Tyne Cot is de grootste oorlogsbegraafplaats van de Britse Commonwealth op het Europese vasteland en is heilige grond voor Britten, Australiërs en Nieuw-Zeelanders. Het telt bijna 12.000 grafstenen van gesneuvelden uit de Eerste Wereldoorlog. Vorig jaar kwamen er 303.000 bezoekers, in 2006 waren dat er maar 228.000. Ook de andere herdenkingsplaatsen in de Westhoek ontvangen een stijgend aantal bezoekers.

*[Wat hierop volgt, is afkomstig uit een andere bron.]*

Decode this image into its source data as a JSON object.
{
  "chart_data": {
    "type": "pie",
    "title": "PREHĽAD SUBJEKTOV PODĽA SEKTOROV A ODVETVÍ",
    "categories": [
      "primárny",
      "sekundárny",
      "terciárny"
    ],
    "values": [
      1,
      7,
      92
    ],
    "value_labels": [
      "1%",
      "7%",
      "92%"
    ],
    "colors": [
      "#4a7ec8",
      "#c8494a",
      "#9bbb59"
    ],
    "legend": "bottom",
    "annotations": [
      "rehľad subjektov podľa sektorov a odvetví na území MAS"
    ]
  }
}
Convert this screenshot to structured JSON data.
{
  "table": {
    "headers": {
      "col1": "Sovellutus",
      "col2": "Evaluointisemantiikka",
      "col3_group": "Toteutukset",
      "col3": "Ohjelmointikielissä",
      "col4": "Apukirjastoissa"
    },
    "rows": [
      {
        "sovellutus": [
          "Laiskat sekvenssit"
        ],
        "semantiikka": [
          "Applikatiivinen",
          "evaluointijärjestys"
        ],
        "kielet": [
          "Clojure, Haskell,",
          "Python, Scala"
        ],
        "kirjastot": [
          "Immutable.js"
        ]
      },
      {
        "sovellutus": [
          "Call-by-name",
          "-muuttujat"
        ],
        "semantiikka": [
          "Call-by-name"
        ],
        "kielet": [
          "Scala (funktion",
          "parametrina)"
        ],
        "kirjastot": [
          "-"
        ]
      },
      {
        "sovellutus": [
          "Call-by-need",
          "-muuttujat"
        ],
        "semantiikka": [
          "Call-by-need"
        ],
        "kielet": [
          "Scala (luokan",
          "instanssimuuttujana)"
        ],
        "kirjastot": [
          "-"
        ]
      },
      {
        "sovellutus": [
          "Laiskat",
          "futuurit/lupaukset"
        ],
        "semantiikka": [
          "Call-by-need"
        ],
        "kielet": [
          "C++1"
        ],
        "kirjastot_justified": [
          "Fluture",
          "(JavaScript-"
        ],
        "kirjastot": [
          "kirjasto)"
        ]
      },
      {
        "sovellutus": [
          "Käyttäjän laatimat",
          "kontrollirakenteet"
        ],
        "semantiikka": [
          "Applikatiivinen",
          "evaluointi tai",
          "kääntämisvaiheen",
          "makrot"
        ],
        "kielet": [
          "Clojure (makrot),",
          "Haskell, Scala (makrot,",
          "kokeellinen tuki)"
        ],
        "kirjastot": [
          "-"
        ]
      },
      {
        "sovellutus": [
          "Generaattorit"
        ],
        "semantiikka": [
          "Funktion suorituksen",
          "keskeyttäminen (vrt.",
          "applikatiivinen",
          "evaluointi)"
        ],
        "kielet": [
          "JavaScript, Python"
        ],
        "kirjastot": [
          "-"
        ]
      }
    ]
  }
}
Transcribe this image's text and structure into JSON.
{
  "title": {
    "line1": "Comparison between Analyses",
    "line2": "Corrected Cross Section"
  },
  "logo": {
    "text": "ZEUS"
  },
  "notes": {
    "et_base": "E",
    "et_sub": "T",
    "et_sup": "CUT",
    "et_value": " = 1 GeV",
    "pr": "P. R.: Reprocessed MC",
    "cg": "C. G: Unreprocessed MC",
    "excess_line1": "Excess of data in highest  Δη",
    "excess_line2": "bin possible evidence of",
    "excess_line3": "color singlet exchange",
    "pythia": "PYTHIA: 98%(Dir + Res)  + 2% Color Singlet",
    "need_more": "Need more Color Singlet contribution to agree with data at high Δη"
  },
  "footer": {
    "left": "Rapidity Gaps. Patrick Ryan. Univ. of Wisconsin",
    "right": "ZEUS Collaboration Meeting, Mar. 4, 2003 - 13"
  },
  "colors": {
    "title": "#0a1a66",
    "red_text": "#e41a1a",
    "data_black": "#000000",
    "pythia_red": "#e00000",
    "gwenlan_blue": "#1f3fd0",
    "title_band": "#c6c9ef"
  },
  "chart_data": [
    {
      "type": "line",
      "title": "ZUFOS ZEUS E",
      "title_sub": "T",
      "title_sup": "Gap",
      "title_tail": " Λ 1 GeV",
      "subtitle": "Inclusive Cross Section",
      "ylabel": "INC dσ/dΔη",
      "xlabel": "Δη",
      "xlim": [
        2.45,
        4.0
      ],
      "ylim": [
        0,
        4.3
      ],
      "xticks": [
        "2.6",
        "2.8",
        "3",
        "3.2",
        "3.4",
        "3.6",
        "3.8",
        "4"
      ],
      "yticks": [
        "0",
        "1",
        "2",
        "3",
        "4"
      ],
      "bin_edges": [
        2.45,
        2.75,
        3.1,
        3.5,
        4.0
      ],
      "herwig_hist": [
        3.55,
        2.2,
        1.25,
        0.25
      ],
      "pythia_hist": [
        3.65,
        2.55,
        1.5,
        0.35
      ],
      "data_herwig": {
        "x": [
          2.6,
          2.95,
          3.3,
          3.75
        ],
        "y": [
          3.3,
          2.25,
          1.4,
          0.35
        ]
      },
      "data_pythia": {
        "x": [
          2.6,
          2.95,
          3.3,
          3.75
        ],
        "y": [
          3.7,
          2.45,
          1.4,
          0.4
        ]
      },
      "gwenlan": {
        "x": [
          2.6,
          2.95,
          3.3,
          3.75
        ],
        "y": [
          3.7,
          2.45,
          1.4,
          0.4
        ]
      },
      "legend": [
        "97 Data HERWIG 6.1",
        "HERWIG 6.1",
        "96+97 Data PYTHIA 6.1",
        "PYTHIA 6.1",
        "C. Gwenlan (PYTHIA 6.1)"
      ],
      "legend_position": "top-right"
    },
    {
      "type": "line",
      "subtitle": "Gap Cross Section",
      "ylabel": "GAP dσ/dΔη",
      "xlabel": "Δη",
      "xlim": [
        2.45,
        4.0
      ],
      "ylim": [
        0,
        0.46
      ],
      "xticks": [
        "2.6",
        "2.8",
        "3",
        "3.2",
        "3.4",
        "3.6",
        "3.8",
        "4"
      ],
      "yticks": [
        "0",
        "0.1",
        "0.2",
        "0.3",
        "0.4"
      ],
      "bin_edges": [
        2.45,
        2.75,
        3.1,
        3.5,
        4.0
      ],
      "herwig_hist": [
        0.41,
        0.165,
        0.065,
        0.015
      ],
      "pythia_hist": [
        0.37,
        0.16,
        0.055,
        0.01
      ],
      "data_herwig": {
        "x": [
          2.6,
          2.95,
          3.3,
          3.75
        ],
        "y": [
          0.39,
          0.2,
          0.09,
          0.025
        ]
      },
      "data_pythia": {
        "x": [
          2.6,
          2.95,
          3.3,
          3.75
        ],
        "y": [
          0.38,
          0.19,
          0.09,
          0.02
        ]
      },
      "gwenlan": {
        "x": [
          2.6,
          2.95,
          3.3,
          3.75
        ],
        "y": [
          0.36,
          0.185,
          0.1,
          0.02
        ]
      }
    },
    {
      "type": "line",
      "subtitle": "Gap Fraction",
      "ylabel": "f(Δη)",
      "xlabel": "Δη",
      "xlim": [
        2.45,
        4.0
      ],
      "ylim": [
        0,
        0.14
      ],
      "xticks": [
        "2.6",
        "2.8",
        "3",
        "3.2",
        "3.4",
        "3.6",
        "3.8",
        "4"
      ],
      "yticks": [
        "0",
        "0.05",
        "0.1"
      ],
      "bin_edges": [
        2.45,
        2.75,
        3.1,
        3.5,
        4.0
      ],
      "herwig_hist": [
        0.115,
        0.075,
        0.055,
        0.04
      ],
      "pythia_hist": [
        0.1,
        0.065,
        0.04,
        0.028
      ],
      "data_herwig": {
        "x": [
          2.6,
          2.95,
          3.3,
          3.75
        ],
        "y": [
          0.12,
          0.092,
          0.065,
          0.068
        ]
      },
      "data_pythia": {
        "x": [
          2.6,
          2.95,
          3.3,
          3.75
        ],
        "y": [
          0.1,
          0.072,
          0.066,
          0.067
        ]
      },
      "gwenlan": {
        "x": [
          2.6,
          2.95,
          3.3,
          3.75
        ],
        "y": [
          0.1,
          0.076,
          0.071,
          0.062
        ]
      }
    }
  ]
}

Jaarlijks zijn de 341.000 oorlogstoeristen in goed voor een totale omzet van 32,5 miljoen euro, een derde van de totale toeristische economische activiteit in dat deel van de provincie. Vooral de horeca profiteert daarvan. Westtoer, het West-Vlaamse provinciebedrijf voor toerisme en recreatie, berekende dat 83,7 procent van de omzet besteed wordt door dagjestoeristen en 16,3 procent door verblijfstoeristen. Zij besteden tijdens een dagtrip gemiddeld 25,08 euro per persoon en tijdens een verblijf gemiddeld 75,40 euro per nacht.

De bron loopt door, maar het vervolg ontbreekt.